Some infringements or crimes happen purely online. Copyright or intellectual property infringements, for example, are a common occurrence in cyberspace. These, however, are generally handled through civil cases and don’t involve governments.
Criminal offenses, such as the possession and distribution of illegal or harmful content, can be uncovered through the combined use of web scraping and artificial intelligence. Oxylabs have proven that to be the case through the GovTech challenge.
The Communications Regulatory Authority of the Republic of Lithuania (RRT) had hosted a hackathon for the detection of images of child abuse within the Lithuanian IP space. Our team at Oxylabs went on to win the competition with an AI-powered solution that involves web scraping.
In simple terms, the application continually scans the internet, downloads images, runs them through machine learning models, and if any potentially abusive content is happened upon, it is forwarded to the authorities. As of 2022, the tool has been fully integrated into the daily operations of RRT.
Tracking the shadow economy and money flows
But alternative data can serve the public sector in much simpler ways without necessitating artificial intelligence or machine learning. A great example would be tracking shadow economy trades for better estimations.
Shadow economy is often quite difficult to track due to the inherent nature of it being hidden from traditional statistics. Outside of faked salaries, a significant portion of the shadow economy thrives through undeclared income from secondary sources.

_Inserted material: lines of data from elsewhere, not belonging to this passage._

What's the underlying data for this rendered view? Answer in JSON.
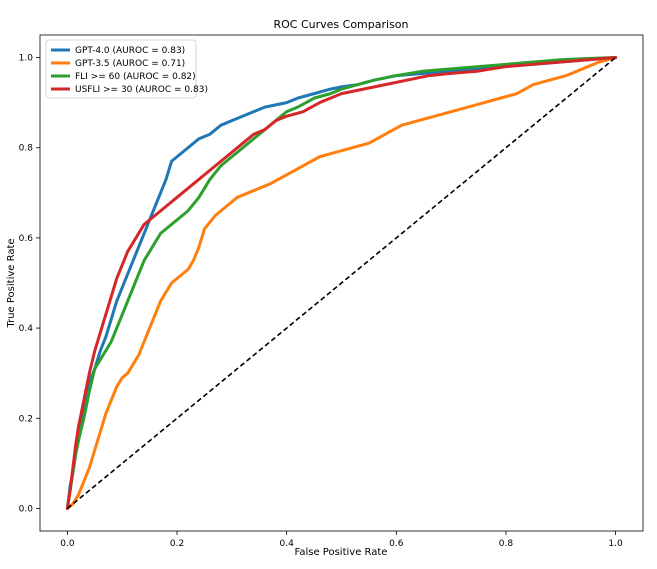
{
  "chart_data": {
    "type": "line",
    "title": "ROC Curves Comparison",
    "xlabel": "False Positive Rate",
    "ylabel": "True Positive Rate",
    "xlim": [
      -0.05,
      1.05
    ],
    "ylim": [
      -0.05,
      1.05
    ],
    "xticks": [
      0.0,
      0.2,
      0.4,
      0.6,
      0.8,
      1.0
    ],
    "yticks": [
      0.0,
      0.2,
      0.4,
      0.6,
      0.8,
      1.0
    ],
    "xtick_labels": [
      "0.0",
      "0.2",
      "0.4",
      "0.6",
      "0.8",
      "1.0"
    ],
    "ytick_labels": [
      "0.0",
      "0.2",
      "0.4",
      "0.6",
      "0.8",
      "1.0"
    ],
    "grid": false,
    "legend_position": "top-left",
    "reference_line": {
      "x": [
        0,
        1
      ],
      "y": [
        0,
        1
      ],
      "style": "dashed",
      "color": "#000000"
    },
    "series": [
      {
        "name": "GPT-4.0 (AUROC = 0.83)",
        "color": "#1f77b4",
        "x": [
          0,
          0.005,
          0.01,
          0.015,
          0.02,
          0.025,
          0.03,
          0.04,
          0.05,
          0.06,
          0.07,
          0.08,
          0.09,
          0.1,
          0.11,
          0.12,
          0.13,
          0.14,
          0.15,
          0.16,
          0.17,
          0.18,
          0.19,
          0.2,
          0.21,
          0.22,
          0.24,
          0.26,
          0.28,
          0.3,
          0.32,
          0.34,
          0.36,
          0.38,
          0.4,
          0.42,
          0.45,
          0.48,
          0.5,
          0.53,
          0.56,
          0.6,
          0.65,
          0.7,
          0.75,
          0.8,
          0.85,
          0.9,
          0.95,
          1.0
        ],
        "y": [
          0,
          0.05,
          0.08,
          0.12,
          0.15,
          0.19,
          0.23,
          0.28,
          0.31,
          0.35,
          0.38,
          0.42,
          0.46,
          0.49,
          0.52,
          0.55,
          0.58,
          0.61,
          0.64,
          0.67,
          0.7,
          0.73,
          0.77,
          0.78,
          0.79,
          0.8,
          0.82,
          0.83,
          0.85,
          0.86,
          0.87,
          0.88,
          0.89,
          0.895,
          0.9,
          0.91,
          0.92,
          0.93,
          0.935,
          0.94,
          0.95,
          0.96,
          0.965,
          0.97,
          0.975,
          0.98,
          0.985,
          0.99,
          0.995,
          1.0
        ]
      },
      {
        "name": "GPT-3.5 (AUROC = 0.71)",
        "color": "#ff7f0e",
        "x": [
          0,
          0.01,
          0.02,
          0.03,
          0.04,
          0.05,
          0.06,
          0.07,
          0.08,
          0.09,
          0.1,
          0.11,
          0.12,
          0.13,
          0.14,
          0.15,
          0.16,
          0.17,
          0.18,
          0.19,
          0.2,
          0.21,
          0.22,
          0.23,
          0.24,
          0.25,
          0.27,
          0.29,
          0.31,
          0.33,
          0.35,
          0.37,
          0.4,
          0.43,
          0.46,
          0.49,
          0.52,
          0.55,
          0.58,
          0.61,
          0.64,
          0.67,
          0.7,
          0.73,
          0.76,
          0.79,
          0.82,
          0.85,
          0.88,
          0.91,
          0.94,
          0.97,
          1.0
        ],
        "y": [
          0,
          0.01,
          0.03,
          0.06,
          0.09,
          0.13,
          0.17,
          0.21,
          0.24,
          0.27,
          0.29,
          0.3,
          0.32,
          0.34,
          0.37,
          0.4,
          0.43,
          0.46,
          0.48,
          0.5,
          0.51,
          0.52,
          0.53,
          0.55,
          0.58,
          0.62,
          0.65,
          0.67,
          0.69,
          0.7,
          0.71,
          0.72,
          0.74,
          0.76,
          0.78,
          0.79,
          0.8,
          0.81,
          0.83,
          0.85,
          0.86,
          0.87,
          0.88,
          0.89,
          0.9,
          0.91,
          0.92,
          0.94,
          0.95,
          0.96,
          0.975,
          0.99,
          1.0
        ]
      },
      {
        "name": "FLI >= 60 (AUROC = 0.82)",
        "color": "#2ca02c",
        "x": [
          0,
          0.005,
          0.01,
          0.015,
          0.02,
          0.03,
          0.04,
          0.05,
          0.06,
          0.07,
          0.08,
          0.09,
          0.1,
          0.11,
          0.12,
          0.13,
          0.14,
          0.15,
          0.16,
          0.17,
          0.18,
          0.2,
          0.22,
          0.24,
          0.26,
          0.28,
          0.3,
          0.32,
          0.34,
          0.36,
          0.38,
          0.4,
          0.42,
          0.45,
          0.48,
          0.5,
          0.53,
          0.56,
          0.6,
          0.65,
          0.7,
          0.75,
          0.8,
          0.85,
          0.9,
          0.95,
          1.0
        ],
        "y": [
          0,
          0.04,
          0.08,
          0.12,
          0.15,
          0.2,
          0.26,
          0.31,
          0.33,
          0.35,
          0.37,
          0.4,
          0.43,
          0.46,
          0.49,
          0.52,
          0.55,
          0.57,
          0.59,
          0.61,
          0.62,
          0.64,
          0.66,
          0.69,
          0.73,
          0.76,
          0.78,
          0.8,
          0.82,
          0.84,
          0.86,
          0.88,
          0.89,
          0.91,
          0.92,
          0.93,
          0.94,
          0.95,
          0.96,
          0.97,
          0.975,
          0.98,
          0.985,
          0.99,
          0.995,
          0.998,
          1.0
        ]
      },
      {
        "name": "USFLI >= 30 (AUROC = 0.83)",
        "color": "#d62728",
        "x": [
          0,
          0.005,
          0.01,
          0.015,
          0.02,
          0.03,
          0.04,
          0.05,
          0.06,
          0.07,
          0.08,
          0.09,
          0.1,
          0.11,
          0.12,
          0.13,
          0.14,
          0.15,
          0.16,
          0.17,
          0.18,
          0.2,
          0.22,
          0.24,
          0.26,
          0.28,
          0.3,
          0.32,
          0.34,
          0.36,
          0.38,
          0.4,
          0.43,
          0.46,
          0.5,
          0.54,
          0.58,
          0.62,
          0.66,
          0.7,
          0.75,
          0.8,
          0.85,
          0.9,
          0.95,
          1.0
        ],
        "y": [
          0,
          0.04,
          0.09,
          0.14,
          0.18,
          0.24,
          0.3,
          0.35,
          0.39,
          0.43,
          0.47,
          0.51,
          0.54,
          0.57,
          0.59,
          0.61,
          0.63,
          0.64,
          0.65,
          0.66,
          0.67,
          0.69,
          0.71,
          0.73,
          0.75,
          0.77,
          0.79,
          0.81,
          0.83,
          0.84,
          0.86,
          0.87,
          0.88,
          0.9,
          0.92,
          0.93,
          0.94,
          0.95,
          0.96,
          0.965,
          0.97,
          0.98,
          0.985,
          0.99,
          0.995,
          1.0
        ]
      }
    ]
  }
}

One of the most common ways to avoid taxes (or launder money) is through in-person sales of household goods. In our case, such income wouldn’t be presented to tax authorities, bolstering the shadow economy.
Luckily, a lot of such activity now happens online through the help of classified ad websites such as Craigslist or user-generated marketplaces like eBay. Any advertisement or proposal will have either account or contact information added.
As long as a government institution has access to methods for acquiring such data and matching it with internal records, any sales can be tracked on a large scale. As a result, alternative data can enrich tax collection practices.
Additionally, such calculations would help finance departments estimate the scale of the shadow economy with more accuracy. Such data would be beneficial when new policies intended to curb the growth of undeclared income are implemented. It would enable the measurement of their effectiveness.
Conducting independent research
Finally, alternative data and web scraping could help governments enrich their traditional dataset on various topics. Similar attempts have been made by researchers at the Billion Prices Project (BPP).
Web scraping was employed by researchers at the various projects associated with BPP. Primarily, it was used as a way to measure inflation in countries without having to resort to official statistics.
BPP turned out to be extremely effective in countries where such information was manipulated or suppressed. It, however, would be just as useful as an additional hedge against the current ways of measuring inflation, such as CPI.
They scraped millions of products and their prices in order to track changes in valuations over time. Presumably, with enough products, that would give a good estimation of the changes in the value of money.
Comparisons can then be drawn in order to get a better glimpse of the changing economy. Web scraping is doubly helpful as regular data collection methods usually have significant lag. Web scraping delivers data nearly instantaneously, which would make predictions significantly more accurate.
Conclusion
Alternative data and web scraping can tremendously enhance current public sector practices. It is, however, still rarely used, probably due to it being hard to access. Developers of solutions and datasets must now focus on ways to make web scraping more accessible, even to those without high-level technical expertise.